HACKER Q&A
📣 ryanklee

How did Valve avoid Enshittification?


How did Valve avoid Enshittification?


  👤 PaulHoule Accepted Answer ✓
The model where you pay $X to get a game and Valve collects $aX where 0 < a < 1 is a user-friendly model in the long term.

Contrast to the awful "free-to-play" mobile game model and Xbox's GAME PASS model that is certain to go to hell the same way Cable TV went to hell. (Parents who hate video games and would think their kids will quit playing if the games are boring will rejoice but their kids will be grown up by the time it gets that bad.)

My argument is probably insufficient because I think the Apple App Store and Play Stores are really crammed with crap and I'm quite annoyed that the App Store hides the search box because they'd rather spam me with ads for games and apps I don't want.

Boy I feel like a voice in the wilderness railing against GAME PASS because I often pay anywhere from 10% to 5 times the monthly sub to get a game and defenders of GAME PASS will point out "Look, there are even some of those weeaboo games that you like on GAME PASS".


👤 smoldesu
There are a lot of possible reasons, but I think most of them boil down to Valve being privately owned.

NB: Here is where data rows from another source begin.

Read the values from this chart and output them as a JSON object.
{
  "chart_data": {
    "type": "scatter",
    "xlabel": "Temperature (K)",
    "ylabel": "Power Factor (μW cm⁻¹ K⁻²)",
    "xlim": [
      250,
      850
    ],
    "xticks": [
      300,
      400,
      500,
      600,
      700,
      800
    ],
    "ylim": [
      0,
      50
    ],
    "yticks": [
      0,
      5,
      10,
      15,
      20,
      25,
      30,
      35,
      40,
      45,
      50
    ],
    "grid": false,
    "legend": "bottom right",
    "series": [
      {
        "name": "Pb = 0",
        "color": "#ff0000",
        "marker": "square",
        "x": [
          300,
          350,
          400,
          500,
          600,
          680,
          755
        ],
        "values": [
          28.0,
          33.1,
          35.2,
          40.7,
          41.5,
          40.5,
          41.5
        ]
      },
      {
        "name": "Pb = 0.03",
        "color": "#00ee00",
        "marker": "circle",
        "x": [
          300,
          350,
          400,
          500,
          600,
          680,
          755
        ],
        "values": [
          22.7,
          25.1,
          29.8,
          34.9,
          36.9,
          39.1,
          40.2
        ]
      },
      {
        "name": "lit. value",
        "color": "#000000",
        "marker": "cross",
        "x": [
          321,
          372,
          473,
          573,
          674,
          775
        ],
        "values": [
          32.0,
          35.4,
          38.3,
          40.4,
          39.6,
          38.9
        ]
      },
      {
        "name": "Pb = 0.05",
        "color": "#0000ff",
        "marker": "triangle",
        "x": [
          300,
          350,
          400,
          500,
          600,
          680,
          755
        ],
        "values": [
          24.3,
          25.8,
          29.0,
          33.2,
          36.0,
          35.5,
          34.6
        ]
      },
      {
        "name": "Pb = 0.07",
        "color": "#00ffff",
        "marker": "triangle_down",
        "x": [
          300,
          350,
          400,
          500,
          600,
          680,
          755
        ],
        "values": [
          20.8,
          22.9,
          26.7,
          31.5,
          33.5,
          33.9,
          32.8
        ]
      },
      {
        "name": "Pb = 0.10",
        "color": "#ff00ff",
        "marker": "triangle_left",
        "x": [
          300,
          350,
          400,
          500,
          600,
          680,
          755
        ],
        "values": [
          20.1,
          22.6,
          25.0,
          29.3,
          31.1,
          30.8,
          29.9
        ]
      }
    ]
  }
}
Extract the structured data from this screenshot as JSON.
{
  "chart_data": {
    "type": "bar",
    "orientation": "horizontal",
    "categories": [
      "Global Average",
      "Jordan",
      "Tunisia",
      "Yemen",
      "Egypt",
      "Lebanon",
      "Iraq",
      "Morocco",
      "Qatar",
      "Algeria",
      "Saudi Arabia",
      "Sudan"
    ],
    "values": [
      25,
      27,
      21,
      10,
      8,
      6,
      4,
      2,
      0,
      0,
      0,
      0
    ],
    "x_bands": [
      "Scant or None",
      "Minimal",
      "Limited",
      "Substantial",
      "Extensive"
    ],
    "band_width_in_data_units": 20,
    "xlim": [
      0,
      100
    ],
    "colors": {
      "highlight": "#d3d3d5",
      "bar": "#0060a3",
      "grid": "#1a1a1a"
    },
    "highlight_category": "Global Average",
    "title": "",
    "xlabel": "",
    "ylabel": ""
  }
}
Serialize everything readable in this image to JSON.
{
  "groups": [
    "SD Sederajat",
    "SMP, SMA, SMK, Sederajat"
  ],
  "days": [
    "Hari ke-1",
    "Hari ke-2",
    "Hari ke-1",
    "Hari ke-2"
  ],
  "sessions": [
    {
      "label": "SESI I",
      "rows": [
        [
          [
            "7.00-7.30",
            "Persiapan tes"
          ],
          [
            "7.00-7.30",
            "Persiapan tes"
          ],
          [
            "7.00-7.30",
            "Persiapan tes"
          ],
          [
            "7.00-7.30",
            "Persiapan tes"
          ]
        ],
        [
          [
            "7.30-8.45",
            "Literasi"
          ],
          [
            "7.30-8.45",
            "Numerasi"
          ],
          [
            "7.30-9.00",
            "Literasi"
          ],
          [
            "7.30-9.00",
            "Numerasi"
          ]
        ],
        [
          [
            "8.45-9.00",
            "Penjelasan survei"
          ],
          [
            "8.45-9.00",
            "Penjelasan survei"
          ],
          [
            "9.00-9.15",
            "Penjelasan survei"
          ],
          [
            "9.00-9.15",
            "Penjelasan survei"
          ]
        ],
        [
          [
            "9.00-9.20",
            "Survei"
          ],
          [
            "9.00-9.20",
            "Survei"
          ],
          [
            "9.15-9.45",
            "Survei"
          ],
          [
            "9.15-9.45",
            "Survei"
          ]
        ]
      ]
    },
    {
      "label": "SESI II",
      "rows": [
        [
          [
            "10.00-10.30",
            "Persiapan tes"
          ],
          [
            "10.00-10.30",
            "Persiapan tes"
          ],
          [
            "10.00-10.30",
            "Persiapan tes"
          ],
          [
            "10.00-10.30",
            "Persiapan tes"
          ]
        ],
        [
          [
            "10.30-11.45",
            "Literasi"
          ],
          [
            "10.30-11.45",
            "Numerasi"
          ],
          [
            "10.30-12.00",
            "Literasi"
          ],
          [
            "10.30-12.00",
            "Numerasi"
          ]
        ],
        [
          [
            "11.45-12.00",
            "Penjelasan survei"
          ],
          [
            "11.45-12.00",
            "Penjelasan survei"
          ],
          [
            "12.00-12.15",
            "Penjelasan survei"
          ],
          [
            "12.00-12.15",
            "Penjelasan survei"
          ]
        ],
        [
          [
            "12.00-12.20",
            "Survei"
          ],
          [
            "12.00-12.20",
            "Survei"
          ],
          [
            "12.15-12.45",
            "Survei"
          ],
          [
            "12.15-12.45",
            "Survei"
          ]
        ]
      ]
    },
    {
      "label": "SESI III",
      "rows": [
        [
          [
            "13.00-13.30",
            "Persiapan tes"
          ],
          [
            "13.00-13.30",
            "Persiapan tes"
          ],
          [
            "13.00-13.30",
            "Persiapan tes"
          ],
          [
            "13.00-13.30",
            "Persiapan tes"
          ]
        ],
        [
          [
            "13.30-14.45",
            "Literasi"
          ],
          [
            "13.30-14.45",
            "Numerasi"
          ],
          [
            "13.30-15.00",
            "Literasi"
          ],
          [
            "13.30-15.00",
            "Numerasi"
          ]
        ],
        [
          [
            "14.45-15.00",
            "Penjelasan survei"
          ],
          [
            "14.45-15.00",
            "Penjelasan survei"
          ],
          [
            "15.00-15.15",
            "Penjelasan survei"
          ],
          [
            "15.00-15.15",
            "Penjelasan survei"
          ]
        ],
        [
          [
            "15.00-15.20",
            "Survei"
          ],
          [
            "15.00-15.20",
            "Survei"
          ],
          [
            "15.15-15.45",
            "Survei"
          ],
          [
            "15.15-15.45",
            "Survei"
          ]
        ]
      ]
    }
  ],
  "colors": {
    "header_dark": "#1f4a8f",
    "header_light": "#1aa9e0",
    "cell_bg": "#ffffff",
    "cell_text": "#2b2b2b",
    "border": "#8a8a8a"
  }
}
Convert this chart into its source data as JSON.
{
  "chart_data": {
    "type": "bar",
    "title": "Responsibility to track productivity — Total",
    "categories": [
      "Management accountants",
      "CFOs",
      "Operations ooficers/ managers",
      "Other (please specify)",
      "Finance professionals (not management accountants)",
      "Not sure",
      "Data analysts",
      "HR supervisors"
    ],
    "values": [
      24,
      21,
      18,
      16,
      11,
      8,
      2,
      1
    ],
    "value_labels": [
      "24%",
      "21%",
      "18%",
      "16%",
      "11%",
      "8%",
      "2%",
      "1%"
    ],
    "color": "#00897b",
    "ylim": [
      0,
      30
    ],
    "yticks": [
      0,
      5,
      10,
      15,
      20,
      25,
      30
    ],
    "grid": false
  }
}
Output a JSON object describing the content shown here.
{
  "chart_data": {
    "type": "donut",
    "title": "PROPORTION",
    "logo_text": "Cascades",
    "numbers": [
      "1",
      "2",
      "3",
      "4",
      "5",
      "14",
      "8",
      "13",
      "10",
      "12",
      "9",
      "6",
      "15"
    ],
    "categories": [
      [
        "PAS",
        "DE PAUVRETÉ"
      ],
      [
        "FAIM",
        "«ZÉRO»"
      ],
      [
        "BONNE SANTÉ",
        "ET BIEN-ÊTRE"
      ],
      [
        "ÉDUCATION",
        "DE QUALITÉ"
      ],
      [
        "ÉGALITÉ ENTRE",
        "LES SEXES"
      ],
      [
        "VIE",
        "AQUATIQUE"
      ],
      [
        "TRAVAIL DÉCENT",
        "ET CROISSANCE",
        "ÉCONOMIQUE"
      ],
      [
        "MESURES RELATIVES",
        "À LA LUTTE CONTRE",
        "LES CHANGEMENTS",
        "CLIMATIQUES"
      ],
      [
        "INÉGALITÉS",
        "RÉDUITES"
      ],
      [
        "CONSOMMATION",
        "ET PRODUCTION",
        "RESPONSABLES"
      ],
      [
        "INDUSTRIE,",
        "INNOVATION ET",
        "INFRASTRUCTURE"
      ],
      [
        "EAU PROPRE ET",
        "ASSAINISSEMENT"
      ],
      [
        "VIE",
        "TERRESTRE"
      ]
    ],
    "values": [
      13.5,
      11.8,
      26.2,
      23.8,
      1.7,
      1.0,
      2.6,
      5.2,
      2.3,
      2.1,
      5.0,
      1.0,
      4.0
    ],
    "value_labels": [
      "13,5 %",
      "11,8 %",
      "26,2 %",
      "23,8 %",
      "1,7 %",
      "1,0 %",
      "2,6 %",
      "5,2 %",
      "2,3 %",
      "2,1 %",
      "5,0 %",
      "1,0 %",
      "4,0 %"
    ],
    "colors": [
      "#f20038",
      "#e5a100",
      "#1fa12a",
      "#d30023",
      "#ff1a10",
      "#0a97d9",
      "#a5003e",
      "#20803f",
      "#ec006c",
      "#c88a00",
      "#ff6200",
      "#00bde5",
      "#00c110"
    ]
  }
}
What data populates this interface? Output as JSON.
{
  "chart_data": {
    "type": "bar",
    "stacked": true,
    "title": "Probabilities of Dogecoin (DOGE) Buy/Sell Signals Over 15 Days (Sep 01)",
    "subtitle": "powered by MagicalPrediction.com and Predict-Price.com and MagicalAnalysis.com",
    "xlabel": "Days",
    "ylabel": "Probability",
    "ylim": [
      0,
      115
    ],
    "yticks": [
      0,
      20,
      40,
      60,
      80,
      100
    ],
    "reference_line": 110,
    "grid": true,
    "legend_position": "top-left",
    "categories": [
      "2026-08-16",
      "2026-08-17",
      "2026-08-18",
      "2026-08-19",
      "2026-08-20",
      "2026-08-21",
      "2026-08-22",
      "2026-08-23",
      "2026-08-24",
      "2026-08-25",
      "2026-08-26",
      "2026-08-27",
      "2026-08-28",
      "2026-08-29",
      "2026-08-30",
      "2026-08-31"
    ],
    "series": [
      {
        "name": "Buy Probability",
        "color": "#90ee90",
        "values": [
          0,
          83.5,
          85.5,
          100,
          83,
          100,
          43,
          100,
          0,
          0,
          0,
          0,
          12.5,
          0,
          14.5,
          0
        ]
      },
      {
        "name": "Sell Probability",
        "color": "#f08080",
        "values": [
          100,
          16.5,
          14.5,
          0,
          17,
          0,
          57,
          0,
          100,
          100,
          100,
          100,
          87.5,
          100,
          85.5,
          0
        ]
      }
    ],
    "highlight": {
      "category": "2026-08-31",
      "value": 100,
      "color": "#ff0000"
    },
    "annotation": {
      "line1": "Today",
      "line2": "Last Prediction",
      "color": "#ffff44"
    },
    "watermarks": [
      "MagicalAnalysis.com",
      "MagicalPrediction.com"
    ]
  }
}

There isn't an enormous table of shareholders begging for constant growth and return, so Valve was given time to scale naturally and colloquially "pick up [sic]Steam".

👤 kweingar
That’s a loaded question. I don’t think Valve avoided enshittification at all.

Valve was an industry leader in integrating gambling into mainstream video games. They’ve also integrated pay-to-win microtransactions and exploitative battle passes into recent titles.